Die Berater. Ein Test.

Wo bleibt denn da der Verstand?

Wir haben viel Verständnis füreinander. Wir benennen "ihn" den gesunden Menschenverstand. Haben Sie je einen Menschen getroffen, der verständlich erklären könnte, was der Verstand ist? Sofort wird von Vernunft geredet. "Sei doch vernünftig!", und schon liegt einem die Angst im Nacken, etwas falsch oder trotzig zu tun. Den Verstand zu erklären, scheint mir eines vom Schwierigsten zu sein. Den Verstand kann man nicht betasten. Er ist nirgends auffindbar. Da kann man suchen wie man will, man findet ihn nur in einem selbst.

Jedes Kind kennt den Verstand. Er beginnt mit dem ersten Schrei der Geburt und er endet mit dem letzten Atemzug. Dann ist der Verstand verloren. Wir können keine Entscheidungen mehr treffen, unser Körper ist nichts als eine leere, energielose Hülle. Darin hat einst der Verstand gesessen. "Mein Verstand hat mich mit dem letzten Atemzug verlassen", kann nur die Seele erzählen, die wahrlich weiter kommuniziert, nur ohne Verstand.

Verstehen wir, was vernünftig ist? In der Vernunft können wir erkennen, ob unsere Entscheidungen, die wir treffen Strategien bilden oder Krisen fabrizieren. Mit der Vernunft bauen wir Kulturen auf und denken, sie seien die wahren. Dabei geht es meistens um richtig oder falsch. Wir denken uns die Vernunft. Würden wir beim Atmen denken, könnten wir erkennen, dass vieles, was wir als das einzige Vernünftige betrachten, in Tat und Wahrheit gar nicht durchführbar ist. Unsere Kommunikation ist der Atem. Wir können mit dem Atem nämlich voraus kommunizieren und unser Bewusstsein erweitern. Wir können erkennen, dass wir allein es sind, die uns beraten, ob wir unsere Argumentationen verstehen.

Der Atem ist unsere Kommunikation, selbst wenn wir eine E-Mail schreiben. Würden wir mehrmals täglich durchatmen, würden wir viel Verständnis für unsere Unvernunft gewinnen. Wir könnten korrigieren, neue Wege suchen, vorausdenken was zu Konflikten führt. Wir könnten listig sein und Prozesse führen, die Menschen berühren statt verletzen. So mancher Entscheid holt uns später negativ ein. Ändern wir etwas an unserem Verständnis? Es bildet sich nur über den Atem. Konkret: Wir bilden uns nur über den Atem! Er erschliesst, was an Entscheidungen und Erkenntnissen relevant sein kann.

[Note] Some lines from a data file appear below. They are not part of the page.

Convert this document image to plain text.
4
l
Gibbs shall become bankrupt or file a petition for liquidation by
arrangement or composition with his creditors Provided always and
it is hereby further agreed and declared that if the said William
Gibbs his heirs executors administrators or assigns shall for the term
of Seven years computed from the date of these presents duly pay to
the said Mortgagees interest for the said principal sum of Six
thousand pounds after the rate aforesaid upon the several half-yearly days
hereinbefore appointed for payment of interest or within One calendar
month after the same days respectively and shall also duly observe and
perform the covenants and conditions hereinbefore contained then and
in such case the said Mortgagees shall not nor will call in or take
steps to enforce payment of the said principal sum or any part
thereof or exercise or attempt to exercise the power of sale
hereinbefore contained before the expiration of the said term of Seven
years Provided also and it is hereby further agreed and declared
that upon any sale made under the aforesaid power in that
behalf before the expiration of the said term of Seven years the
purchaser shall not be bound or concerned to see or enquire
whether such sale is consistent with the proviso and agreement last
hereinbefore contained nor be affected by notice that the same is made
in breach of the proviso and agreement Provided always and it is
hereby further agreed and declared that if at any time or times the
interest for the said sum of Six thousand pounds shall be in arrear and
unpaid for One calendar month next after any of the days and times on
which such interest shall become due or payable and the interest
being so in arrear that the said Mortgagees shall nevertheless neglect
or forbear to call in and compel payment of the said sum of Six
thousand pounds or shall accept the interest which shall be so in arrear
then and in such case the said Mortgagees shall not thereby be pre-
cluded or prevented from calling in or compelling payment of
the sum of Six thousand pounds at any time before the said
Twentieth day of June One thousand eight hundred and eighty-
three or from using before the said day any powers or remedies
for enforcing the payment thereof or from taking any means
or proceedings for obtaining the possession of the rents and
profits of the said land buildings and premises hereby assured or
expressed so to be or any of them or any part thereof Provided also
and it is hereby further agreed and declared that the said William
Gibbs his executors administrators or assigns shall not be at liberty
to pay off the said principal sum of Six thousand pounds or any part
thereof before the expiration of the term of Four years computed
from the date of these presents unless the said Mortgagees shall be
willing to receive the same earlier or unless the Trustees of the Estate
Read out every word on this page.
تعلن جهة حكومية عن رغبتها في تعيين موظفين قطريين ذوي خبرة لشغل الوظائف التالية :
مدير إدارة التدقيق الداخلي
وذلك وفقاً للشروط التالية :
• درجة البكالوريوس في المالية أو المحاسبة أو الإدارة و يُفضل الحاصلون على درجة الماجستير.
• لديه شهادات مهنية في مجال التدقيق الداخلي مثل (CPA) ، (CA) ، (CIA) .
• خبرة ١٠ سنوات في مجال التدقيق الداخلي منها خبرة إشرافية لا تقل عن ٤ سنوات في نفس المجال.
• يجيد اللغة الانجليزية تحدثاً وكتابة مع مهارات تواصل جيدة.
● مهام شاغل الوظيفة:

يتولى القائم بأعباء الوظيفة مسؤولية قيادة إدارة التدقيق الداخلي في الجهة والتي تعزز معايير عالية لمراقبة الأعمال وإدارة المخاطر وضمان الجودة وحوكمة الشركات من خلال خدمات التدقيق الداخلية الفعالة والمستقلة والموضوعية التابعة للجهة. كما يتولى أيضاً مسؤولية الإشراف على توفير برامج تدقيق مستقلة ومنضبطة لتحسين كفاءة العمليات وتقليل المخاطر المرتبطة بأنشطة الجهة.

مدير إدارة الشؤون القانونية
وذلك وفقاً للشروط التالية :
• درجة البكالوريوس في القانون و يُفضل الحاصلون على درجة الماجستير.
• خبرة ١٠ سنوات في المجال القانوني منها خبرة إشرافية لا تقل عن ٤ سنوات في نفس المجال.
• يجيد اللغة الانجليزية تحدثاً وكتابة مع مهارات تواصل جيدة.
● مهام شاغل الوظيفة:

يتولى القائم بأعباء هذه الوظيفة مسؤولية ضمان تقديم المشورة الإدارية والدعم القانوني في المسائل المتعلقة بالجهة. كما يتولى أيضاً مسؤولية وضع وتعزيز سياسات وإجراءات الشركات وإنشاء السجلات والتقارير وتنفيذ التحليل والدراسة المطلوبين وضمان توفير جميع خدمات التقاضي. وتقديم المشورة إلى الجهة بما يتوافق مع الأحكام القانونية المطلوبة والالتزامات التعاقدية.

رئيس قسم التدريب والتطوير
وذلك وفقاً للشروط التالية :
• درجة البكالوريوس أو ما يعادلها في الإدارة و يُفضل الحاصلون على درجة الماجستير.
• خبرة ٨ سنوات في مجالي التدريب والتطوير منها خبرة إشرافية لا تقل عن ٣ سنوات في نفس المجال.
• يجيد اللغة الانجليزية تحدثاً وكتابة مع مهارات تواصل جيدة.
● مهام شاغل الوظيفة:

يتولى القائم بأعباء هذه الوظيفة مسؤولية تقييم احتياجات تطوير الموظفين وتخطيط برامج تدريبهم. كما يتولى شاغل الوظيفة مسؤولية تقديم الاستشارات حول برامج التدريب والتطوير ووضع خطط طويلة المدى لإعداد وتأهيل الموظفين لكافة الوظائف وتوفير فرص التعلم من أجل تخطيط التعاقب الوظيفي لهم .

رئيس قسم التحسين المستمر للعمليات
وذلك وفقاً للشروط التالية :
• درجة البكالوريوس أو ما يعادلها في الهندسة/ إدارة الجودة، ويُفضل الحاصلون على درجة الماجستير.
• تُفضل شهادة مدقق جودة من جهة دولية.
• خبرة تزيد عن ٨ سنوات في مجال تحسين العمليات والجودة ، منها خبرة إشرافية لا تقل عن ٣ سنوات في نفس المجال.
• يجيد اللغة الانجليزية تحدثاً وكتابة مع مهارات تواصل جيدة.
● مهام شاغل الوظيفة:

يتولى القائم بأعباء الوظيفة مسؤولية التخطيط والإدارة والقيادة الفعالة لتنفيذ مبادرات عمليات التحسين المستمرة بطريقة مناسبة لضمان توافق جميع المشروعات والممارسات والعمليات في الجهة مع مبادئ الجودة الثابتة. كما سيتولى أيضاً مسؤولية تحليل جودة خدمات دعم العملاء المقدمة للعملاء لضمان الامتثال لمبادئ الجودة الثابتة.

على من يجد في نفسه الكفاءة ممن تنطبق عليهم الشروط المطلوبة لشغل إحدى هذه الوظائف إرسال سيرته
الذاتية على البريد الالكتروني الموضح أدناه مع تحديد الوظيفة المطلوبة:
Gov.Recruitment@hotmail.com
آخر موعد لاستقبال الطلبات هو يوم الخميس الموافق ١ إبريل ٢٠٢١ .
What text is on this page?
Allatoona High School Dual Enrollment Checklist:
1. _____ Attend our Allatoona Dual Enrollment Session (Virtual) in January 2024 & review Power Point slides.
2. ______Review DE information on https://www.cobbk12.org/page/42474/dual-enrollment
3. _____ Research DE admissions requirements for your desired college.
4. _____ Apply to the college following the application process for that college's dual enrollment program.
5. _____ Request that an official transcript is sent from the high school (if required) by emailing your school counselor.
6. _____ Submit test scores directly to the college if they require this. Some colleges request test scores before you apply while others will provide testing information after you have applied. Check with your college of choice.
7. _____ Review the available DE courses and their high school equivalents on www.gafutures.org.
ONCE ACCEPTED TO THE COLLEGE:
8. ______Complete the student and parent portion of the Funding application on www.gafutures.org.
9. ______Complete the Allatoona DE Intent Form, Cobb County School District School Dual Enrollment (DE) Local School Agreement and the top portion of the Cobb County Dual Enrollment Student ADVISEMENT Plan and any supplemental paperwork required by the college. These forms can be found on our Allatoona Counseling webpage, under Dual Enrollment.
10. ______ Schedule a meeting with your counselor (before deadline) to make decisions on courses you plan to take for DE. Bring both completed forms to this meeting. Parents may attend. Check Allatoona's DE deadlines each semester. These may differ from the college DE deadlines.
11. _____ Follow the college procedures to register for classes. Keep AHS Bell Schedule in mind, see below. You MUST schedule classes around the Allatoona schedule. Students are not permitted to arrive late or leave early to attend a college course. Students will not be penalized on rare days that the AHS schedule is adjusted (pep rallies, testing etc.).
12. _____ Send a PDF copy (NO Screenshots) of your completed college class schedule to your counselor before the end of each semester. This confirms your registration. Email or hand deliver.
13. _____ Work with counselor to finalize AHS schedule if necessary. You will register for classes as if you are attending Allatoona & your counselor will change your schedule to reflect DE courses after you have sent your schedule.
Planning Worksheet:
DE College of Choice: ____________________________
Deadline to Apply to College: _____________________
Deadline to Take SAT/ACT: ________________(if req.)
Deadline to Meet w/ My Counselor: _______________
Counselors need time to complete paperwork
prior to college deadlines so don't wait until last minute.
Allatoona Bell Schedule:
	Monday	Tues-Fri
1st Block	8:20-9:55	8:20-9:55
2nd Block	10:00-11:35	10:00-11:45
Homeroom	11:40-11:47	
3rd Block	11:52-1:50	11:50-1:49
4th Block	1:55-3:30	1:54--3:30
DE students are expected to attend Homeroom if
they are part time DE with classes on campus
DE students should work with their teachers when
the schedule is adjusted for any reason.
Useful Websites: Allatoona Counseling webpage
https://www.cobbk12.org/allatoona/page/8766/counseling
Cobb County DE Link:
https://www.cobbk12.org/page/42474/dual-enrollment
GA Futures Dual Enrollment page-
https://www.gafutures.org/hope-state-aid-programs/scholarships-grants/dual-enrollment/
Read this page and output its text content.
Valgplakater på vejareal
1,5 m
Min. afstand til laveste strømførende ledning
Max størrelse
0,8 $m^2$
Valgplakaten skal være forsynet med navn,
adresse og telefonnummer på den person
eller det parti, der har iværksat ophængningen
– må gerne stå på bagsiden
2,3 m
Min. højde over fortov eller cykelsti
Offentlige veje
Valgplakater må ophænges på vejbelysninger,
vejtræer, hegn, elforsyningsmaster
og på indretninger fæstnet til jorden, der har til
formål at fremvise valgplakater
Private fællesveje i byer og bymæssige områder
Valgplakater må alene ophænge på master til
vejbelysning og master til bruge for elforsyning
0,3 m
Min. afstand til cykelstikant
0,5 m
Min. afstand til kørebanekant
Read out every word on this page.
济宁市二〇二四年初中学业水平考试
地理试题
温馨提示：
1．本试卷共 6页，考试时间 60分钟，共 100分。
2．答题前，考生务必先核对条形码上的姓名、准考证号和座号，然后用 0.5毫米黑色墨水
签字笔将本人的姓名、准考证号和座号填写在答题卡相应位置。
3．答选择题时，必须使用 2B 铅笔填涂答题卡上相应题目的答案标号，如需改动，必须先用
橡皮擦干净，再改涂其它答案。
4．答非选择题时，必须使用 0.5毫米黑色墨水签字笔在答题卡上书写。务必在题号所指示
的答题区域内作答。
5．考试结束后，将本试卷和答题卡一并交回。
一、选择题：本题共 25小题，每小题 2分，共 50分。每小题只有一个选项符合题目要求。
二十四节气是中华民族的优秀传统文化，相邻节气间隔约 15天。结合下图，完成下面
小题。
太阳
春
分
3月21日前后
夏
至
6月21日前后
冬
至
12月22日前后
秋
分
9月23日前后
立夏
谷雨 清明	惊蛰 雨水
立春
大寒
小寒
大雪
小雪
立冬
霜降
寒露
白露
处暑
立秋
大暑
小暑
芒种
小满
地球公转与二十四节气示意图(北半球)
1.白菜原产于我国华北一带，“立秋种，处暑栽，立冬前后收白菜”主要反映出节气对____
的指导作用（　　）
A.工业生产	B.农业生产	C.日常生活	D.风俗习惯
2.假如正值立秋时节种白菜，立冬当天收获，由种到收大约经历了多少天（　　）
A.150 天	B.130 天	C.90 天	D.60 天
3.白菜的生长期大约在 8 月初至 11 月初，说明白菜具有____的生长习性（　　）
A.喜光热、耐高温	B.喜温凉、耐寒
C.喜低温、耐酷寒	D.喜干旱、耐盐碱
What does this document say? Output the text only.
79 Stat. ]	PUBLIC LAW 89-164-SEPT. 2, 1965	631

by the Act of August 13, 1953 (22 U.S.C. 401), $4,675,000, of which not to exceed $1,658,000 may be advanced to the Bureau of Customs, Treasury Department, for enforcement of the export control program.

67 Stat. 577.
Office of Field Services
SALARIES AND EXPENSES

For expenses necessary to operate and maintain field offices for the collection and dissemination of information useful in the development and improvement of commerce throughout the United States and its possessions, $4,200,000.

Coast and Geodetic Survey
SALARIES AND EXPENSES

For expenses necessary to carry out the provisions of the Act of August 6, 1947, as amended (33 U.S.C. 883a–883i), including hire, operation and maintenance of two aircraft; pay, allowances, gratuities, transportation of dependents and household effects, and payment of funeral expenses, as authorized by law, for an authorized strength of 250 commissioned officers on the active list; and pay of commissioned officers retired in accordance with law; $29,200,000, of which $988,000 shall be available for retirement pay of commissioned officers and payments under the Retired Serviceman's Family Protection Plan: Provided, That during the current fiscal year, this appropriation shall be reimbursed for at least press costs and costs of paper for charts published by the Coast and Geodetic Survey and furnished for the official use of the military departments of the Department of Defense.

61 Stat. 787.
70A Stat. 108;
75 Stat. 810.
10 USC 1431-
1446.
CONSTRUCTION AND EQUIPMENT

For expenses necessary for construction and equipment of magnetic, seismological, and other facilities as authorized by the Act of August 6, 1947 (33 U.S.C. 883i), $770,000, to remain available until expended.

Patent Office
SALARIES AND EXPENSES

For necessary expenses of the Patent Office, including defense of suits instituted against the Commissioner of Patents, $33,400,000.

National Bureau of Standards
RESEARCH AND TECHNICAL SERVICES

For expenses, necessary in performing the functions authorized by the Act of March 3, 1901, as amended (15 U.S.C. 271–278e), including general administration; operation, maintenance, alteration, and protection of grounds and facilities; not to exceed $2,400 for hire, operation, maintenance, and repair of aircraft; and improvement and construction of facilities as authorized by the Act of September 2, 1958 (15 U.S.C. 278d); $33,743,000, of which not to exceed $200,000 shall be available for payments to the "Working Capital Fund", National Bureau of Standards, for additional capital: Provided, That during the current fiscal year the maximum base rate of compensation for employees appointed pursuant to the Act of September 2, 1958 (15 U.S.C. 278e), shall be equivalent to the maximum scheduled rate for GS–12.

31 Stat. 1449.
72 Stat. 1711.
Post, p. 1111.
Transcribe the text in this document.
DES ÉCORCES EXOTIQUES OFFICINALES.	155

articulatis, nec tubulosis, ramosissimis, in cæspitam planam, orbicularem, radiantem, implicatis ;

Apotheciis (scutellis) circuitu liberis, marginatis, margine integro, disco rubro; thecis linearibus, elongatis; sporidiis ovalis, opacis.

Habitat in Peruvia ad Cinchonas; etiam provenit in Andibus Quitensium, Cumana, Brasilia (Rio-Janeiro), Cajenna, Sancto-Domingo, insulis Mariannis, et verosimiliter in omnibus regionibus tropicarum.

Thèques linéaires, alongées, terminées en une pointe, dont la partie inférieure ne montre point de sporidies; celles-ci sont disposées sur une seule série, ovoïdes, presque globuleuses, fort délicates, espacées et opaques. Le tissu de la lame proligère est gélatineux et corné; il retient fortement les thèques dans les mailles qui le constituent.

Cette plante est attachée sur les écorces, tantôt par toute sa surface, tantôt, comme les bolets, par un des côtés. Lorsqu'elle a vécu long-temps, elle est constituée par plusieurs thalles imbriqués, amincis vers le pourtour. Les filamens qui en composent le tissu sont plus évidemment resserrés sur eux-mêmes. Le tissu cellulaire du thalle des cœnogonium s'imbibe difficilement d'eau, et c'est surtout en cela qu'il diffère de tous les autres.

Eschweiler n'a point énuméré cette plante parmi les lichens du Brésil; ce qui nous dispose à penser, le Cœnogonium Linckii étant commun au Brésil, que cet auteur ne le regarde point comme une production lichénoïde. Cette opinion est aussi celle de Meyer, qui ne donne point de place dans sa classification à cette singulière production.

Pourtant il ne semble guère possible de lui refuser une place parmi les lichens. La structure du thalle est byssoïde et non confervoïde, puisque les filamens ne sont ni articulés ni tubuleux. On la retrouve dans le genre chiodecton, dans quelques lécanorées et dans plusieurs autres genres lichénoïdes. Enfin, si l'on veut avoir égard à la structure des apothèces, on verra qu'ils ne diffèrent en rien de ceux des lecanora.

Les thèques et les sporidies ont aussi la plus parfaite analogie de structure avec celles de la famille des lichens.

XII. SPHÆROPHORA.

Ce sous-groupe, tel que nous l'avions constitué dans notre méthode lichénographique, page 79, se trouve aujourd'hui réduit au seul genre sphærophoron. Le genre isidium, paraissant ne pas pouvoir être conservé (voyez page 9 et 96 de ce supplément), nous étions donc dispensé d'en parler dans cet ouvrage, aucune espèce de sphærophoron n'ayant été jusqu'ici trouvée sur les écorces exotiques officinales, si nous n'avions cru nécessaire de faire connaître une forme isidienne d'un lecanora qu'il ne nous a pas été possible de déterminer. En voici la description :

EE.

Würden wir uns die Zeit nehmen und die Karten offen auf den Tisch legen, wären wir in Kürze unsere besten Berater.

In einer Zeit, wo Berater immer mehr zu Lobbyisten werden, lassen wir unseren gesunden Menschenverstand blenden. Wir lassen uns von fremder Vernunft täuschen und bezeichnen sie als das einzig Verständliche. Wir tauschen also, (weil wir Angst vor uns selbst haben?), Vernunft mit Verstand. Aus dieser Verwechslung bildet sich ein Umkehrschluss, der der inneren Logik des gesunden Menschenverstands widerspricht. So einfach ist es, Strategien in den Sand zu setzen, wenn unsere eigene Sprache dem Atem widerspricht, sobald wir rezipieren, was ausserhalb der inneren Logik kommuniziert.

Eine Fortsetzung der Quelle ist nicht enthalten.